Recompression Chamber Safety

When a diver is injured in a remote location, the best course of action is not always apparent. Historically, the major dilemma was whether to get the diver to a nearby but less well-known treatment facility or to initiate an evacuation.

To promote the best outcomes in these situations, DAN® compiled a risk assessment guide1 in 2000 that drew from the many international publications that moderate and regulate the commercial diving and medical hyperbaric oxygen therapy industries. These publications include risk management philosophy and consideration of related issues such as occupational health and safety.

Instead of simply listing requirements relevant to the safe recompression of injured recreational divers, DAN identified real, likely hazards, quantified their significance and presented mitigation guidance for each. The purpose of this approach was to foster comprehension rather than just compliance — to focus on actual rather than hypothetical issues.

In 1998, two years before the first edition of the guide was published, DAN had embarked on an assessment process of recompression facilities around the world that would ultimately last 13 years and include 105 facilities. The data that resulted from this work formed the basis of not only the 2000 edition of the risk assessment guide but also two subsequent editions, published in 2011 and 2016.2 

A DAN researcher analyzed the initial data to identify the most significant risks at all these facilities.
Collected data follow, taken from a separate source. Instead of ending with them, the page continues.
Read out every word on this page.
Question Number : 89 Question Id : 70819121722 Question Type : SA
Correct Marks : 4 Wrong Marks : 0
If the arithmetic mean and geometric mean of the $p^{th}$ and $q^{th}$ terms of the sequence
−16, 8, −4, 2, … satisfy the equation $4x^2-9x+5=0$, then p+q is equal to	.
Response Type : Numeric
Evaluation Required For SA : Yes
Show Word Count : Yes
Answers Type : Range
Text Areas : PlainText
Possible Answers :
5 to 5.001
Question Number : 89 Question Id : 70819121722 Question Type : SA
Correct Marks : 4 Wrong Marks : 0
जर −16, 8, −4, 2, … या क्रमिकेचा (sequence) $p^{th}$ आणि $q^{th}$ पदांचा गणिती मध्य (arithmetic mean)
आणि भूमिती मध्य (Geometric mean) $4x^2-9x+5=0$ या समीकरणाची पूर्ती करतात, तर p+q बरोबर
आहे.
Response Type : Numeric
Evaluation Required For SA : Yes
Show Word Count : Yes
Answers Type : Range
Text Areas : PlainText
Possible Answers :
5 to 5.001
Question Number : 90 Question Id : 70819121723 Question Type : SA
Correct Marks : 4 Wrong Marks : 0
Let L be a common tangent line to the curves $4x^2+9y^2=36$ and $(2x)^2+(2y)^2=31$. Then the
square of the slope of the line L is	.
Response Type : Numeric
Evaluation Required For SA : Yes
He found 82 common risks and scored them using a dedicated recompression-chamber risk-assessment model that accounted for probability, consequences and frequency of occurrence. The most concerning risks, listed by rank, were as follows:

Relevant Hazard Description (Risk Element)Score
Safety drills not practiced33
Chamber and emergency medical procedures not documented31
Maintenance system inadequate, inappropriate or abset28
Standard operating procedures not documented25
Oxygen cleaning procedures not in use25
Operator checklists inadequate or absent24
Fire-suppression system for chamber testing inadequate22
Safety valve checks and testing obsolete22
Facility manual with policies and procedures inadequate or absentn21

These results clearly show that effective management, administration and operation of a facility — human factors — affect patient safety more than technical factors do. Better-trained and motivated staff and more frequent use of the chamber also enhance safety. Recompression chamber facilities that establish systems for effective staff training, continuous risk awareness, appropriate medical supervision and reliable chamber operation and availability are well on their way to providing excellent care and improving outcomes.

DAN’s promotion of safe chamber operations goes far beyond the creation and dissemination of risk assessment guides. Back in 1993 DAN created an international outreach initiative known as the Recompression Chamber Assistance Program (RCAP) to help improve underfunded chamber facilities around the world. Through RCAP, DAN has designed and conducted a series of safety education programs, provided on-site safety assessments at more than 150 facilities, paid for advanced training for facility staff and offered technical and operational support to chamber facilities that expressed interest in addressing their safety issues.

Through these continuing efforts to elevate the safety and capabilities of hyperbaric chambers around the world, DAN advances its mission: to help divers in need.


  1. Burman F, Ramsay R, Cronjé FJ. IDAN risk assessment guide for recompression facilities. Durham, NC: International DAN, 2000.
  2. Burman F, Cronjé FJ, Ramsay R. Risk assessment guide for recompression facilities. San Antonio, TX: International ATMO, 2016.